Every penny saved can help in adequately managing risks and emergencies, but only when it gets invested in a right option. But, thanks to inflation, the value of money saved over time could be much less than what is being earned. The corrosive effect of inflation is not just digging a hole in the people's pockets but is also increasing the overall cost of investments, thus, making investments a Herculean task to achieve. While it might bring good news for borrowers by lowering value of debts, inflation can be damaging to investors and pensioners by chipping away value of future interests and dividends, thereby eroding the value of accumulated capital.
In June, the inflation rose up to 5 per cent from 4.87 per cent recorded in May. It is considered as the highest rate of inflation this year, which stands above the Reserve Bank India’s medium target. But market experts expected this to rise at least to 5.3 per cent. For instance, Rs 100 earned
but not invested will be worth Rs 95 only as the ongoing inflation rate is 5 per cent. The constant rise in prices, coupled with lackluster earning growths, has limited the customer’s options like never before and they have become more reluctant with the idea to save and invest in financial markets. That’s why financial experts suggest individuals to stay on the lookout for investments whose real return rate is more than the prevailing inflation rate.
Here are some options to safeguard the investments from the prevailing inflation storm:
*Target equities/equity MFs: Long-term equities are one of the best options to beat the inflation with ease. One can either invest directly in equities or can go through mutual funds. The latter is preferred as experts manage it. It’s also advised that investors opt for diversified equity mutual fund schemes to reap higher risk-adjusted returns. But equity investments should have a horizon of at least three years and at times even longer.
Another option for lowering the inflation’s impact is by investing via systematic investment plans (SIPs). It is the compounding impact of SIPs over longer periods that easily tame the inflation by a comfortable margin.
n Invest in dividend paying stocks: While inflation can get on investor’s nerves, buying stocks that pay good dividends may calm him. Dividends are the returns paid by companies to all of its stakeholders either in form of cash or additional stock shares. Investing in the dividend-paying stocks is a smart choice when the clouds of inflation hover above our heads because these come with profitable interest rates. Whether dividends are profitable or not can simply be measured by calculating dividend yields. It can be calculated by dividing the sum total of dividends (amount to be paid by companies) by the stock price. If the value of the dividend yield is higher than the annual inflation rate, the dividend is good to invest in. Also, the real return or return net of inflation should be calculated and examined before making investments.
nInflation-indexed bonds: These are one of the reliable ways to beat the inflation as one can save big on both principal and interest rates. Inflation-indexed bonds give a constant return on investments, unaffected by inflation in the economy. Unlike fixed deposits, which also offer fixed interest rate for a given period of time, inflation-indexed bonds save investors from all macroeconomic risks involved in the times of inflation.
Whenever capital increases with inflation, the interest as well as principal gets better than what is originally promised.
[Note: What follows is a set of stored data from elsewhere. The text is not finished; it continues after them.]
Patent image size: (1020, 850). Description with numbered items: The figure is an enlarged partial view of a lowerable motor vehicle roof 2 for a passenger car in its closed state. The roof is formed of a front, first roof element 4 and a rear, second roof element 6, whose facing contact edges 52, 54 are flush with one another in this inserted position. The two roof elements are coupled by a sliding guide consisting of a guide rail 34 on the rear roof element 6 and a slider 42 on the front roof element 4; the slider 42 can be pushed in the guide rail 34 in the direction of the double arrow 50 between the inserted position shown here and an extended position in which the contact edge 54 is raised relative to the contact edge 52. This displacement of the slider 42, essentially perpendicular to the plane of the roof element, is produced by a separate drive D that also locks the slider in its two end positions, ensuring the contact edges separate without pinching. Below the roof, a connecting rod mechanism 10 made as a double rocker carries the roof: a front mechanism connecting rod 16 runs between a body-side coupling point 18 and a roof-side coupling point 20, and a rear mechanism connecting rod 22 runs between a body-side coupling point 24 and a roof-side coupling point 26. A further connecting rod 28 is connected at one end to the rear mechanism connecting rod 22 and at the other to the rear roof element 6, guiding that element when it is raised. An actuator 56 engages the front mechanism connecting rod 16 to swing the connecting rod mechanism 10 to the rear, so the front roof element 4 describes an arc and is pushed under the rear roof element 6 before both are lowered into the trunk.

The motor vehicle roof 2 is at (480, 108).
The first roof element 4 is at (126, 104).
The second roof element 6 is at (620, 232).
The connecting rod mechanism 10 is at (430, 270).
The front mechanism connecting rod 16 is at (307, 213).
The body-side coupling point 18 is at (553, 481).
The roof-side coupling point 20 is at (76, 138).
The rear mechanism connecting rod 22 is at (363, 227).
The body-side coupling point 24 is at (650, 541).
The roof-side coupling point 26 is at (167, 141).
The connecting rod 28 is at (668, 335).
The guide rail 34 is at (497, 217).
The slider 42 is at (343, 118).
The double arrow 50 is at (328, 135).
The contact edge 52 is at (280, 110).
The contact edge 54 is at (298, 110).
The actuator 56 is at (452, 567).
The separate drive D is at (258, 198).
No doubt, inflation-indexed bonds are actually protection against inflation for the investor as he generates higher interest with every rise in inflation.
*Real assets like gold & property: The real assets such as gold and property can also be used a protection against inflation. Investors can invest in funds that invest in gold mining companies and the property. Also, investing in alternative assets such as infrastructure, student accommodation and special property is a good option for a stable and regular income with inflation linkage. These assets are based on long-term contracts with rental income whose value rises with the rise in inflation. Therefore, these offer viable inflation protection to the investor.
Equity mutual funds, dividend-paying stocks, real and alternative assets provide some of the good choices for seeking a hedge while making investments during inflation.
According to the market experts, gold and real estate are quite popular when it comes to investments during inflation. But that are ideal only for small parts of your portfolio. Spending big sum on these should be avoided.
Asset allocation is also very important. The performance of asset categories significantly differs when inflation is increasing or decreasing. Investors should focus on devising strategies on how to manage assets and reduce the risk to make portfolio stable and least affected by inflation.
A decent inflation is a good sign of a growing economy. If a nation experiences no inflation, it means the economy is weak. But when inflation begins to increase faster than income, it’s the time to become alert. If inflation keeps on rising, the cost of living also increases. The investors and stakeholders should try to foresee the long-term impact that inflation is likely to have on their money. Money should be invested in a fund that pays a higher interest than the rate of inflation to hold the purchasing power of savings tight.